Hacker News new | ask | show | jobs
by rkangel 1816 days ago
> Networking has legacy reasons from the bad old days when byte order wars were still a thing, but those days are gone.

Yeah, this isn't true. Low level hardware receiving data still likes to use shift registers:

    * Zero shift reg
    * clock in one byte, shift into shift register
    * Clock in next byte, shift into shift register shifting the previous byte left one
    * Repeat for as many bytes as you have
If you want this to work for a variable number of bytes, then you need most significant byte first, so that everything more significant is pre-zeroed. This is not theoretical - we did this for an FPGA network offload thing last year.

Processors can't agree on endinaness, but network protocols have. "Network byte order" is a standard thing that is almost completely universal across communication protocols.

2 comments

This kind of misses the point of his comment though.

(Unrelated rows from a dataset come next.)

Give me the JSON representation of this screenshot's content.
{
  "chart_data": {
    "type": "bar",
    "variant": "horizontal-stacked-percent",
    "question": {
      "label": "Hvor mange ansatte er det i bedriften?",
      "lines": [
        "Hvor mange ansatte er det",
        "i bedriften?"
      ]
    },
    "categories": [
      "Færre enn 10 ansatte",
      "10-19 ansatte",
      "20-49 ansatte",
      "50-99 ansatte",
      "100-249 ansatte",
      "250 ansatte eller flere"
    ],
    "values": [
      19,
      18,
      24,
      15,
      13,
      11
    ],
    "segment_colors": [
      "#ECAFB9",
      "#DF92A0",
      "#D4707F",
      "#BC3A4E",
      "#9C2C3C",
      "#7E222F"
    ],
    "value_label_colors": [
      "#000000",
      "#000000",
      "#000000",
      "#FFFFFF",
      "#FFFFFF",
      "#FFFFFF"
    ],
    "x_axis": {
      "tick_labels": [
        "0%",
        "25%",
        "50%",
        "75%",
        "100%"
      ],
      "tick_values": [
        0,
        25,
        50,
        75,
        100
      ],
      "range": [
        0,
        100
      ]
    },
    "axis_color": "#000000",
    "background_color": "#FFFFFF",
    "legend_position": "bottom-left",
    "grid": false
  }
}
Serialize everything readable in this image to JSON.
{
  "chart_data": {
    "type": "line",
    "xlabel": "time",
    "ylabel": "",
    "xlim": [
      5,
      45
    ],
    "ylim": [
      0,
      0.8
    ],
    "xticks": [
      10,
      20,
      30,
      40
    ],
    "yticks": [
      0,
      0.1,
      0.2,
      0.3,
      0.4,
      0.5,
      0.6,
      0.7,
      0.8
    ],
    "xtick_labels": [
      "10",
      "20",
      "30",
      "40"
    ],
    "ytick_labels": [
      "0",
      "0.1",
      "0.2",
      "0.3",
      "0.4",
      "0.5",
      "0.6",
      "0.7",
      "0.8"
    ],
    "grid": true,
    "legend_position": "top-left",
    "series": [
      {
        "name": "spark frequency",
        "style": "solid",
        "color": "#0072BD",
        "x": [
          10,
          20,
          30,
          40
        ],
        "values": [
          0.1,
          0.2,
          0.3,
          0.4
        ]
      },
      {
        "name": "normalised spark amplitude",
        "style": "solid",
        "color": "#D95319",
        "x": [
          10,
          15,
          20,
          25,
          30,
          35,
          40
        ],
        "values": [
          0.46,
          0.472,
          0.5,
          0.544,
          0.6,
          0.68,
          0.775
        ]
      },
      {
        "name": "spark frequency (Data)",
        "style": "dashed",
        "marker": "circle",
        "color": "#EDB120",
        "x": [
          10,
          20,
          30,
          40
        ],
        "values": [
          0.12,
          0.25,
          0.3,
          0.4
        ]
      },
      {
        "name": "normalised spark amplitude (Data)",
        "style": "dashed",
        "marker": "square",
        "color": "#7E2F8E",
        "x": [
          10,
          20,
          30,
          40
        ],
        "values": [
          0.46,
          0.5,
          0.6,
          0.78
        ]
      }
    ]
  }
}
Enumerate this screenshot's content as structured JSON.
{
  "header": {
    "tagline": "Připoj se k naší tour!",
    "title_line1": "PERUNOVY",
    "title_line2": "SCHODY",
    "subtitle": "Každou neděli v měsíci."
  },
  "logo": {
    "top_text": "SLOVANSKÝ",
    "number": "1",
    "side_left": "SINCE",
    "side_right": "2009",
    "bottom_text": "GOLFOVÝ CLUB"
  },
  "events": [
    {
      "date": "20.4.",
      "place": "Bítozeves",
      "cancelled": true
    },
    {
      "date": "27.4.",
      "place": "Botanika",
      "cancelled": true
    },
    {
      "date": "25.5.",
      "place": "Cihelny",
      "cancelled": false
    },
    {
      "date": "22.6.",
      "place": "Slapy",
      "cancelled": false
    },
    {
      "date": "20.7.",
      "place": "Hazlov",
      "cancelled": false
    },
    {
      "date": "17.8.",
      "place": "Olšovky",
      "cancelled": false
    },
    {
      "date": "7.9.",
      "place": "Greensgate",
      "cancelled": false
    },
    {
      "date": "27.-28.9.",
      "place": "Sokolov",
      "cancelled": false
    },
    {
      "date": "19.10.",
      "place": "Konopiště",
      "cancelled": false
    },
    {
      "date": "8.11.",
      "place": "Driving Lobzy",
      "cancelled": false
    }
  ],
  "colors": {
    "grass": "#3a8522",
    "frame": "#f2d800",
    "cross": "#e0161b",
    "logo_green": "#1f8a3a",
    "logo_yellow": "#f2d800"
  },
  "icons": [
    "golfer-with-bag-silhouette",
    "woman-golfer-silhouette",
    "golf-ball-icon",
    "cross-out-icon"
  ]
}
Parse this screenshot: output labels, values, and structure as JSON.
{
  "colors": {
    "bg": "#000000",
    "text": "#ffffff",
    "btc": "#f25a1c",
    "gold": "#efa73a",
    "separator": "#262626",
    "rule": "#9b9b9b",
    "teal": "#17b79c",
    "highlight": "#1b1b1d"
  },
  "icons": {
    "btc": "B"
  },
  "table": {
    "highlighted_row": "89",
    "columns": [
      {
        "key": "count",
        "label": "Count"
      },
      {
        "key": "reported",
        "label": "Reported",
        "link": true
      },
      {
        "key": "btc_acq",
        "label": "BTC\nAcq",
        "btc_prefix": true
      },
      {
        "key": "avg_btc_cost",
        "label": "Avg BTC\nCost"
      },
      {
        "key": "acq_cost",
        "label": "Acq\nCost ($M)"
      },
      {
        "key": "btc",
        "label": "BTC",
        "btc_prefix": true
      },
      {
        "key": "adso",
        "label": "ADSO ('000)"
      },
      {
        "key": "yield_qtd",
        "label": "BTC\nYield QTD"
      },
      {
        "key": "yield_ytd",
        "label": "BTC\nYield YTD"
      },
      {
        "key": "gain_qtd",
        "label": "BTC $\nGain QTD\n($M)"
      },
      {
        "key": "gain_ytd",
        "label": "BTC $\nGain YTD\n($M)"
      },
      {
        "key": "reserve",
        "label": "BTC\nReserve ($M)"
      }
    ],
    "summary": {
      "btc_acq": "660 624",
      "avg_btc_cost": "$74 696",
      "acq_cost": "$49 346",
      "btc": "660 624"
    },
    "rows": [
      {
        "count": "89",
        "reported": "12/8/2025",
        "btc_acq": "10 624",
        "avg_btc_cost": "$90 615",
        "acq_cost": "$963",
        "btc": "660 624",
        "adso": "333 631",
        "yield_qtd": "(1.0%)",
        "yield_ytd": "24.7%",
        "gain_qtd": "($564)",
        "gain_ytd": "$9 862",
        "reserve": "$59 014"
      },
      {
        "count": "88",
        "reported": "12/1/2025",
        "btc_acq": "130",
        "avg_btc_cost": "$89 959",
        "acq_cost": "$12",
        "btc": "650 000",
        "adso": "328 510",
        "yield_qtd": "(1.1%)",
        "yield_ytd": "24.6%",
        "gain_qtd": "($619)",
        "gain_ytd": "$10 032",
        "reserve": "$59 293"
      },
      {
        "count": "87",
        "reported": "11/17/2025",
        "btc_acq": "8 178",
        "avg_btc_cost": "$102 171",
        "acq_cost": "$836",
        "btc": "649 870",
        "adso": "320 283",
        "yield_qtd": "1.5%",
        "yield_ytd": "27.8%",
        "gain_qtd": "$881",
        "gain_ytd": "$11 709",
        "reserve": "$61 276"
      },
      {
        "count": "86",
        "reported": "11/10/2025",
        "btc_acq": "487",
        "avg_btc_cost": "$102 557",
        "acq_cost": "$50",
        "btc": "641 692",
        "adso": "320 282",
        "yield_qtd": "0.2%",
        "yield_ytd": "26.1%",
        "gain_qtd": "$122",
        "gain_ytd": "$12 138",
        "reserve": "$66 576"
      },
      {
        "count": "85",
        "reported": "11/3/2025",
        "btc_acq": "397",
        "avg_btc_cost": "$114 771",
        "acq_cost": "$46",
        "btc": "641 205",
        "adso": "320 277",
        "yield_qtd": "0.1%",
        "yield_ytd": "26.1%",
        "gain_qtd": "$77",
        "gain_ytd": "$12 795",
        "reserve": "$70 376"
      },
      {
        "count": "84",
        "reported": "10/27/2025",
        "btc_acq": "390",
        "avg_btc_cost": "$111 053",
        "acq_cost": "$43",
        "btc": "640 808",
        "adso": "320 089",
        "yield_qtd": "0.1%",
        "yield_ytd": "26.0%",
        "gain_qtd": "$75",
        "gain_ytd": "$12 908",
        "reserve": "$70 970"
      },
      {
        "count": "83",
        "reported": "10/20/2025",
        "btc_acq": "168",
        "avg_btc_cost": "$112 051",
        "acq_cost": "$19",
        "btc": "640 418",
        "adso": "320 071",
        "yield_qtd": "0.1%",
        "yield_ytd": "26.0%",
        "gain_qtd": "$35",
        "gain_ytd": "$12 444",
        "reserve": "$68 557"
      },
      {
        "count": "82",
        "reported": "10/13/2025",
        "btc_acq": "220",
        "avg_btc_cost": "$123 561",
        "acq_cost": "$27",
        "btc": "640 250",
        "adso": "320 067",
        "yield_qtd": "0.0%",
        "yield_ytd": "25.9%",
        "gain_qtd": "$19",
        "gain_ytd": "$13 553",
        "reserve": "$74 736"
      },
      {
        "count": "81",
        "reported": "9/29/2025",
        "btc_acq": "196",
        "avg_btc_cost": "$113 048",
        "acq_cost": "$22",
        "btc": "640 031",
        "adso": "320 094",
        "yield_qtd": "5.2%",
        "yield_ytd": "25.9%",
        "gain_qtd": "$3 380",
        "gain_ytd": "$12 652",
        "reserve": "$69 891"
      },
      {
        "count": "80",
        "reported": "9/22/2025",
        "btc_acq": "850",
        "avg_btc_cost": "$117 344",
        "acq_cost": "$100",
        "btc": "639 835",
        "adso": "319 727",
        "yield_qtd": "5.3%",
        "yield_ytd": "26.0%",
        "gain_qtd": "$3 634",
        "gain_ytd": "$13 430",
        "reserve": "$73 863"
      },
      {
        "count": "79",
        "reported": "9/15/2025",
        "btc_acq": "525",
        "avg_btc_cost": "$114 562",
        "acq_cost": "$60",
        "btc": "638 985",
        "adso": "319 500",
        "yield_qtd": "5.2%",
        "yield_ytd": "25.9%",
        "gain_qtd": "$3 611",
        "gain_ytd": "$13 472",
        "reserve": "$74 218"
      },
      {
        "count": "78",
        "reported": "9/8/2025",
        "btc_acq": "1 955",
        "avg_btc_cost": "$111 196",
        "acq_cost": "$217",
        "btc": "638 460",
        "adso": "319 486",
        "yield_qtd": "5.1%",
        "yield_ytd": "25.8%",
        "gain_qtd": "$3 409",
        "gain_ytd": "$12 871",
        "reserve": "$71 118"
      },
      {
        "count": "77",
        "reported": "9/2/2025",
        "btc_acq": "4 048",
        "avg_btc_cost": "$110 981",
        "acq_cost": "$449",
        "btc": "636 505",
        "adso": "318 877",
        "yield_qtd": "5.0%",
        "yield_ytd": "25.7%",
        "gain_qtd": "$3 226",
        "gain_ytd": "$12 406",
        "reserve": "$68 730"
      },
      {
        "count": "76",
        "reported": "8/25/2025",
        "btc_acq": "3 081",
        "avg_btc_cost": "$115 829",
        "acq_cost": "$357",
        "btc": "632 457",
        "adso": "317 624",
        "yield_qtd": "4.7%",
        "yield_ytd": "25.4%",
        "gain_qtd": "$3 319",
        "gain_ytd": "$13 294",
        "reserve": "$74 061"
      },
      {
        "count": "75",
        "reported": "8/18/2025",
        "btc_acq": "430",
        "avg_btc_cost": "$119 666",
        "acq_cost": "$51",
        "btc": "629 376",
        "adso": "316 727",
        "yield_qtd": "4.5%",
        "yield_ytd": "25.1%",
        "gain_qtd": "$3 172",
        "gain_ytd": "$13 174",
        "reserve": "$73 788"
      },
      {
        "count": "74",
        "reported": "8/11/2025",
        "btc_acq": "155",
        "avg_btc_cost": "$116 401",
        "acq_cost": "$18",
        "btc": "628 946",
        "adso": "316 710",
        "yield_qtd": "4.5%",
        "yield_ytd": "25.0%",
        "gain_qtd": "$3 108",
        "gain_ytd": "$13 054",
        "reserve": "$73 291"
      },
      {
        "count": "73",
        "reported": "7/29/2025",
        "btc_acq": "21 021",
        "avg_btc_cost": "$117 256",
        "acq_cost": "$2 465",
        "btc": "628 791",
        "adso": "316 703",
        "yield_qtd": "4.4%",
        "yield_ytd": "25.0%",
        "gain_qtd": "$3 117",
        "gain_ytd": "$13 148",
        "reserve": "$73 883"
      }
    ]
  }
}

There's now tons of ASICs and FPGAs in networking gear that relies on network byte order for optimal performance. No one's advocating for changing that.

What he is saying is that for pretty much everything else (read: typical CPUs) it's all little endian now.

I am out of my depth here, but I do not really understand why this matters. Could you elaborate?

Basically, I understand that shifts for incoming serial bits is very convenient. But as long as you specify the "word size" used in your local memory, I do not see the problem: just use 8 (for instance) shifts for your 8-bit word and then go to the next memory location. Why is this fantasy wrong?